Sweat ran down Akio's face as he watched Ryusei's movements. A faint smile curved his lips — the smile of someone who had finally realized that speed alone wasn't enough.
"I can't defeat him if I keep chasing him… I have to make him take the first step."
Akio lowered his gaze to the ground. The clashing swords had scorched the stone tiles, leaving dark trails, but beneath that chaos… his energy began to seep out quietly. Tiny sparks extended from his fingertips, like threads of light weaving through the cracks.
"This is my chance… {Vakin Lightning — Raijin's Vein!}"
Lightning flashed around his feet for only an instant — then vanished. It looked as if he had disappeared. No one in the audience noticed, not even Ryusei, who kept advancing steadily, the star fragments orbiting him in a dim glow.
But when his foot brushed one of the glowing spots on the floor… light burst from beneath him. A sharp electrical crack rang out, and a surge of lightning spread through the ground like a living web of nerves. Ryusei's body jolted — his arm rose instinctively, as if struck by an unseen blade, sparks scattering around him like a tiny meteor bursting within.

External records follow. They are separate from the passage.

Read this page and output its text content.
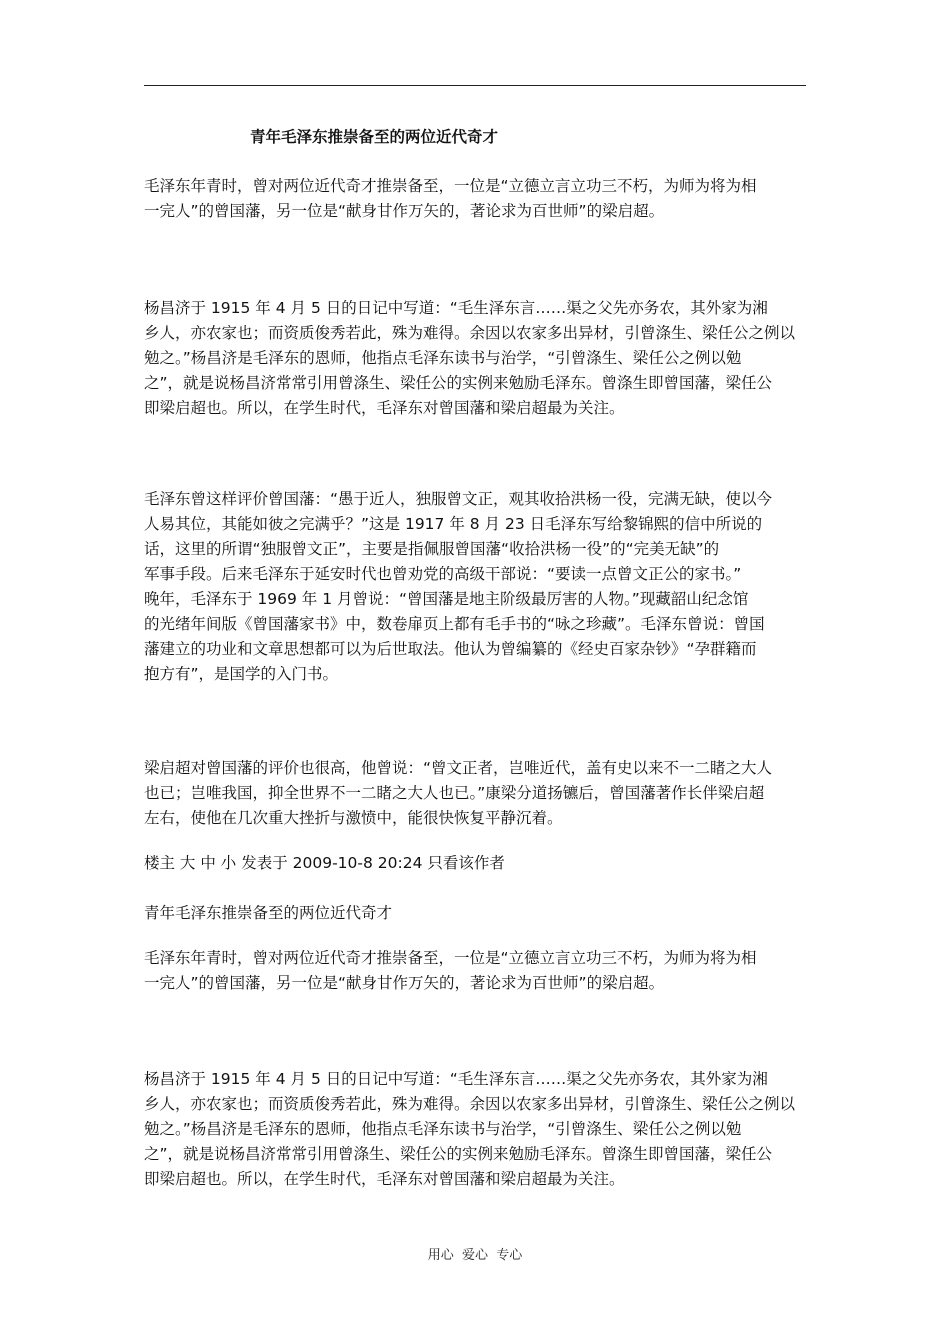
青年毛泽东推崇备至的两位近代奇才

毛泽东年青时，曾对两位近代奇才推崇备至，一位是“立德立言立功三不朽，为师为将为相
一完人”的曾国藩，另一位是“献身甘作万矢的，著论求为百世师”的梁启超。

杨昌济于 1915 年 4 月 5 日的日记中写道：“毛生泽东言……渠之父先亦务农，其外家为湘
乡人，亦农家也；而资质俊秀若此，殊为难得。余因以农家多出异材，引曾涤生、梁任公之例以
勉之。”杨昌济是毛泽东的恩师，他指点毛泽东读书与治学，“引曾涤生、梁任公之例以勉
之”，就是说杨昌济常常引用曾涤生、梁任公的实例来勉励毛泽东。曾涤生即曾国藩，梁任公
即梁启超也。所以，在学生时代，毛泽东对曾国藩和梁启超最为关注。

毛泽东曾这样评价曾国藩：“愚于近人，独服曾文正，观其收拾洪杨一役，完满无缺，使以今
人易其位，其能如彼之完满乎？”这是 1917 年 8 月 23 日毛泽东写给黎锦熙的信中所说的
话，这里的所谓“独服曾文正”，主要是指佩服曾国藩“收拾洪杨一役”的“完美无缺”的
军事手段。后来毛泽东于延安时代也曾劝党的高级干部说：“要读一点曾文正公的家书。”
晚年，毛泽东于 1969 年 1 月曾说：“曾国藩是地主阶级最厉害的人物。”现藏韶山纪念馆
的光绪年间版《曾国藩家书》中，数卷扉页上都有毛手书的“咏之珍藏”。毛泽东曾说：曾国
藩建立的功业和文章思想都可以为后世取法。他认为曾编纂的《经史百家杂钞》“孕群籍而
抱方有”，是国学的入门书。

梁启超对曾国藩的评价也很高，他曾说：“曾文正者，岂唯近代，盖有史以来不一二睹之大人
也已；岂唯我国，抑全世界不一二睹之大人也已。”康梁分道扬镳后，曾国藩著作长伴梁启超
左右，使他在几次重大挫折与激愤中，能很快恢复平静沉着。

楼主 大 中 小 发表于 2009-10-8 20:24 只看该作者

青年毛泽东推崇备至的两位近代奇才

毛泽东年青时，曾对两位近代奇才推崇备至，一位是“立德立言立功三不朽，为师为将为相
一完人”的曾国藩，另一位是“献身甘作万矢的，著论求为百世师”的梁启超。

杨昌济于 1915 年 4 月 5 日的日记中写道：“毛生泽东言……渠之父先亦务农，其外家为湘
乡人，亦农家也；而资质俊秀若此，殊为难得。余因以农家多出异材，引曾涤生、梁任公之例以
勉之。”杨昌济是毛泽东的恩师，他指点毛泽东读书与治学，“引曾涤生、梁任公之例以勉
之”，就是说杨昌济常常引用曾涤生、梁任公的实例来勉励毛泽东。曾涤生即曾国藩，梁任公
即梁启超也。所以，在学生时代，毛泽东对曾国藩和梁启超最为关注。

用心  爱心  专心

From afar, Akio raised his head, that faint victorious grin returning.
"Got you."
But what he hadn't realized yet… was that the flickering of those scattered shards wasn't by chance — Ryusei hadn't fallen. A faint groan escaped Ryusei's throat, somewhere between pain and fury. His body trembled, but he didn't retreat. Slowly, he lifted his head, his green eyes igniting with a cold light that looked like a dying star.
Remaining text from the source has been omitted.